I hope Cerebras offers this soon. Working with GLM-4.7 from Cerebras was a major boost compared with other models.
we're seeing so many LLM releases that they can't even keep their benchmark comparisons updated
Is this a lot cheaper to run (on their service or rented GPUs) than Claude or ChatGPT?
- meh, i asked what happened to Virginia Guiffre and it told me that she's alive and well living with her husband and children in australia
- i pointed out that she died on 2025 and then it told me that my question was a prank with a gaslighting tone because that date is 11 months into the future
- it never tried to search the internet for updated knowledge even though the toggle was ON.
- all other AI competitors get this right
afaiu this will also be an open weight release (soon?)
> Scaling is still one of the most important ways to improve the intelligence efficiency of Artificial General Intelligence (AGI)
Claiming that LLMs are anywhere near AGI is enough to let me know I shouldn't waste my time looking at the rest of the page or any of their projects.

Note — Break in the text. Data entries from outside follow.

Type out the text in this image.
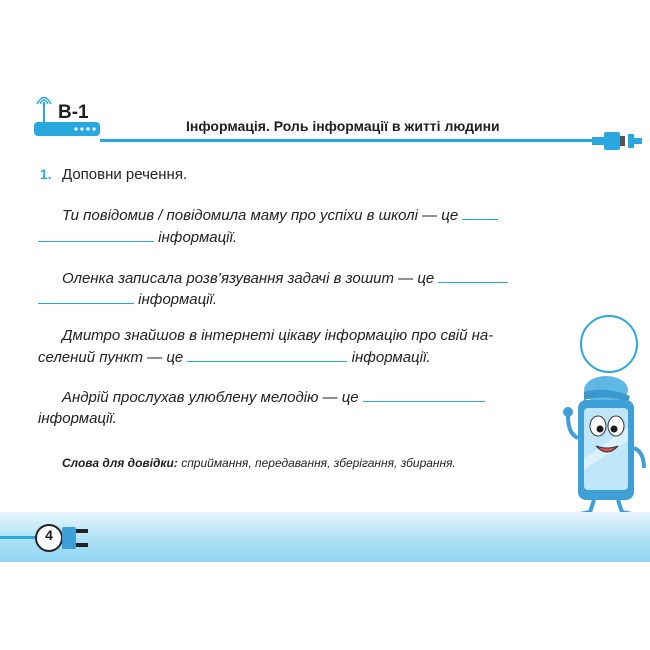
В-1
Інформація. Роль інформації в житті людини
1. Доповни речення.
Ти повідомив / повідомила маму про успіхи в школі — це
інформації.
Оленка записала розв’язування задачі в зошит — це
інформації.
Дмитро знайшов в інтернеті цікаву інформацію про свій на-
селений пункт — це	інформації.
Андрій прослухав улюблену мелодію — це
інформації.
Слова для довідки: сприймання, передавання, зберігання, збирання.
4
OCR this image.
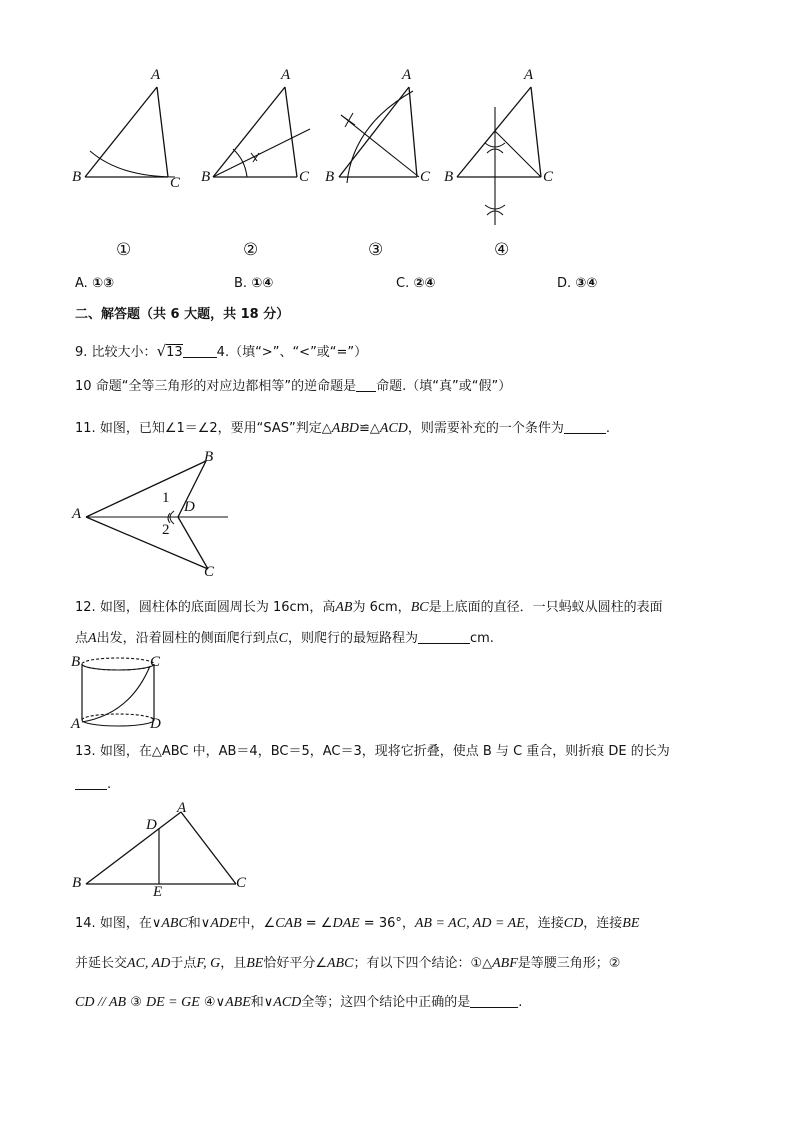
A
B	C
A
B	C
A
B	C
A
B	C
①	②	③	④
A. ①③	B. ①④	C. ②④	D. ③④
二、解答题（共 6 大题，共 18 分）
9. 比较大小：√13	4.（填“>”、“<”或“=”）
10 命题“全等三角形的对应边都相等”的逆命题是 命题.（填“真”或“假”）
11. 如图，已知∠1＝∠2，要用“SAS”判定△ABD≌△ACD，则需要补充的一个条件为	.
A
B
C
D
1
2
12. 如图，圆柱体的底面圆周长为 16cm，高AB为 6cm，BC是上底面的直径．一只蚂蚁从圆柱的表面
点A出发，沿着圆柱的侧面爬行到点C，则爬行的最短路程为	cm.
B	C
A	D
13. 如图，在△ABC 中，AB＝4，BC＝5，AC＝3，现将它折叠，使点 B 与 C 重合，则折痕 DE 的长为
.
A
B	C
D
E
14. 如图，在∨ABC和∨ADE中，∠CAB = ∠DAE = 36°，AB = AC, AD = AE，连接CD，连接BE
并延长交AC, AD于点F, G，且BE恰好平分∠ABC；有以下四个结论：①△ABF是等腰三角形；②
CD // AB ③ DE = GE ④∨ABE和∨ACD全等；这四个结论中正确的是	.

Just tried it, its practically the same as glm-4.7 - it isn't as "wide" as claude or codex so even on a simple prompt is misses out on one important detail - instead of investigating it ploughs ahead with the next best thing it thinks you asked for instead of investigating fully before starting a project.
Submitted url could be blog post: https://z.ai/blog/glm-5
GLM5 is showing very disappointing general problem solving abilities
[flagged]
Whoa, I think GPT-5.3-Codex was a disappointment, but GLM-5 is definitely the future!
How do you get a domain like z.ai?
The amount of times benchmarks of competitors said something is close to Claude and it was remotely close in practice in the past year: 0
Ask the chat what happened in Tiananmen Square at 1989, immediately the chat gets stuck. Chinese moderation is the worst, evil government
I occasionally see z.ai mentioned and then I remember that I had to block their email since they spammed me with an unsolicited ad. Since then I'm very skeptical of using them.
Pelican generated via OpenRouter: https://gist.github.com/simonw/cc4ca7815ae82562e89a9fdd99f07...
Solid bird, not a great bicycle frame.